While widespread layoffs are not expected, it is understood not all PostConnect employees will be retained. The spokeswoman says it is working with staff to ‘determine their preferences’ on whether they go to ABnote, are redeployed at Australia Post, or seek other employment.

ABnote Australasia chief executive Nicholas Ficinus says the acquisition includes ‘significant proprietary IP and know-how’ which will strengthen communication channels for it clients.

He says it “allows for our clients to engage and connect effectively with their own customers, through integrated marketing solutions. The simple idea is to deliver smarter ways in order to connect with customers and assist in business growth.”

It follows the company’s takeover of mailhouse and fulfilment services company Mailcare Systems last February.

Australia Post was clearly desperate to offload the loss-making PostConnect business as it was in the process of losing $328m on letters last year, and indeed was rumoured to be shopping it around for at least the past nine months.

Selling off the subsidiary is essentially Post belatedly realising its mistake in ever getting into printing in the first place, as transactional mail volumes have been in freefall since the GFC in 2008 coincided with a widespread shift towards people getting their bills and secure communication online.

Integrated Mailing Services managing director Buzz Borsitzky said last week that FXDMS in particular is taking huge volume hits that have seen it shed significant staff in recent years.

[Related: More direct mail news]

An Australia Post spokeswoman says PostConnect was sold off so the mail carrier could focus on its ‘core business areas’.

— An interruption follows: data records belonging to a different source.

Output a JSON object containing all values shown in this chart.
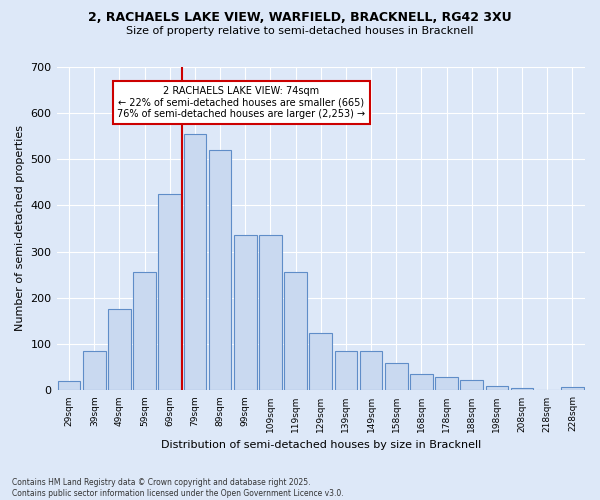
{
  "title_line1": "2, RACHAELS LAKE VIEW, WARFIELD, BRACKNELL, RG42 3XU",
  "title_line2": "Size of property relative to semi-detached houses in Bracknell",
  "xlabel": "Distribution of semi-detached houses by size in Bracknell",
  "ylabel": "Number of semi-detached properties",
  "categories": [
    "29sqm",
    "39sqm",
    "49sqm",
    "59sqm",
    "69sqm",
    "79sqm",
    "89sqm",
    "99sqm",
    "109sqm",
    "119sqm",
    "129sqm",
    "139sqm",
    "149sqm",
    "158sqm",
    "168sqm",
    "178sqm",
    "188sqm",
    "198sqm",
    "208sqm",
    "218sqm",
    "228sqm"
  ],
  "values": [
    20,
    85,
    175,
    255,
    425,
    555,
    520,
    335,
    335,
    255,
    125,
    85,
    85,
    60,
    35,
    28,
    22,
    10,
    5,
    2,
    7
  ],
  "bar_color": "#c9d9f0",
  "bar_edge_color": "#5f8dc8",
  "annotation_text_line1": "2 RACHAELS LAKE VIEW: 74sqm",
  "annotation_text_line2": "← 22% of semi-detached houses are smaller (665)",
  "annotation_text_line3": "76% of semi-detached houses are larger (2,253) →",
  "annotation_box_facecolor": "white",
  "annotation_box_edgecolor": "#cc0000",
  "vline_x": 4.5,
  "vline_color": "#cc0000",
  "background_color": "#dde8f8",
  "grid_color": "white",
  "ylim": [
    0,
    700
  ],
  "yticks": [
    0,
    100,
    200,
    300,
    400,
    500,
    600,
    700
  ],
  "footer_text": "Contains HM Land Registry data © Crown copyright and database right 2025.\nContains public sector information licensed under the Open Government Licence v3.0."
}
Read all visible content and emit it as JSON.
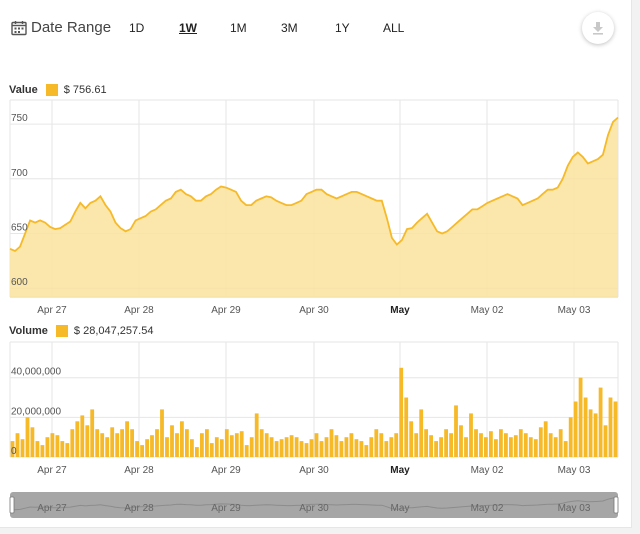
{
  "toolbar": {
    "date_range_label": "Date Range",
    "ranges": [
      "1D",
      "1W",
      "1M",
      "3M",
      "1Y",
      "ALL"
    ],
    "active_range": "1W"
  },
  "colors": {
    "series": "#f6b928",
    "area_fill": "#fae39d",
    "grid": "#e6e6e6",
    "navigator": "#a6a6a6"
  },
  "value_legend": {
    "label": "Value",
    "value": "$ 756.61"
  },
  "volume_legend": {
    "label": "Volume",
    "value": "$ 28,047,257.54"
  },
  "chart_data": [
    {
      "type": "area",
      "name": "value",
      "x_labels": [
        "Apr 27",
        "Apr 28",
        "Apr 29",
        "Apr 30",
        "May",
        "May 02",
        "May 03"
      ],
      "bold_x_labels": [
        "May"
      ],
      "yticks": [
        600,
        650,
        700,
        750
      ],
      "ylim": [
        592,
        772
      ],
      "grid": true,
      "x_start": "2016-04-26T10:00",
      "x_step_hours": 1,
      "values": [
        636,
        634,
        638,
        650,
        662,
        660,
        662,
        660,
        656,
        654,
        655,
        658,
        661,
        670,
        678,
        673,
        678,
        680,
        684,
        676,
        670,
        660,
        655,
        652,
        654,
        662,
        664,
        666,
        670,
        672,
        676,
        680,
        682,
        688,
        690,
        686,
        684,
        680,
        680,
        684,
        686,
        690,
        693,
        692,
        690,
        688,
        680,
        676,
        676,
        680,
        682,
        684,
        683,
        680,
        678,
        676,
        676,
        678,
        680,
        686,
        688,
        690,
        690,
        686,
        684,
        682,
        684,
        686,
        688,
        688,
        686,
        684,
        682,
        680,
        680,
        664,
        646,
        640,
        644,
        654,
        655,
        660,
        664,
        668,
        660,
        652,
        650,
        652,
        656,
        660,
        664,
        668,
        672,
        672,
        675,
        678,
        680,
        682,
        684,
        686,
        684,
        682,
        676,
        678,
        680,
        682,
        686,
        690,
        690,
        692,
        700,
        712,
        720,
        724,
        720,
        714,
        716,
        718,
        722,
        740,
        752,
        756
      ]
    },
    {
      "type": "bar",
      "name": "volume",
      "x_labels": [
        "Apr 27",
        "Apr 28",
        "Apr 29",
        "Apr 30",
        "May",
        "May 02",
        "May 03"
      ],
      "bold_x_labels": [
        "May"
      ],
      "yticks": [
        0,
        20000000,
        40000000
      ],
      "ytick_labels": [
        "0",
        "20,000,000",
        "40,000,000"
      ],
      "ylim": [
        0,
        58000000
      ],
      "grid": true,
      "values_millions": [
        8,
        12,
        9,
        20,
        15,
        8,
        6,
        10,
        12,
        11,
        8,
        7,
        14,
        18,
        21,
        16,
        24,
        14,
        12,
        10,
        15,
        12,
        14,
        18,
        14,
        8,
        6,
        9,
        11,
        14,
        24,
        10,
        16,
        12,
        18,
        14,
        9,
        5,
        12,
        14,
        7,
        10,
        9,
        14,
        11,
        12,
        13,
        6,
        10,
        22,
        14,
        12,
        10,
        8,
        9,
        10,
        11,
        10,
        8,
        7,
        9,
        12,
        8,
        10,
        14,
        11,
        8,
        10,
        12,
        9,
        8,
        6,
        10,
        14,
        12,
        8,
        10,
        12,
        45,
        30,
        18,
        12,
        24,
        14,
        11,
        8,
        10,
        14,
        12,
        26,
        16,
        10,
        22,
        14,
        12,
        10,
        13,
        9,
        14,
        12,
        10,
        11,
        14,
        12,
        10,
        9,
        15,
        18,
        12,
        10,
        14,
        8,
        20,
        28,
        40,
        30,
        24,
        22,
        35,
        16,
        30,
        28
      ]
    }
  ],
  "navigator": {
    "x_labels": [
      "Apr 27",
      "Apr 28",
      "Apr 29",
      "Apr 30",
      "May",
      "May 02",
      "May 03"
    ]
  }
}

“As we look to position our business for the future it’s critical that we drive greater efficiencies across all our operations so that we can continue to invest in growing our products and service to meet the changing needs of our customers,” she says.

FXDMS managing director Nick Debenham says he did not really see PostConnect or ABnote as direct competitors and so is ambivalent to the sale.

"We do not compete with ABnote a great deal, whether this changes with their purchase of PostConnect, remains to be seen," he says.

"Overall we see the transaction print market as a challenging one, with declining print volumes and increasing e-channels representing the need for supplier organisation to adapt and deliver more value in both inbound and outbound multi-channel customer communications."

Sema managing director John Stewart congratulated ABnote on its acquisition and while he had no comment on Australia Post getting out of print he says he ‘would like if it had more to offer than just raising mail prices’.

PIAA chief executive Bill Healey, who along with other leading industry figures has long been campaigning against PostConnect’s existence, welcomed the decision to sell it off.

“It was inappropriate for a government owned monopoly to be running this type of business, and we were concerned about its recent expansion and raised competitive neutrality issues with the ACCC,” he says.

Computershare did not provide comment before deadline.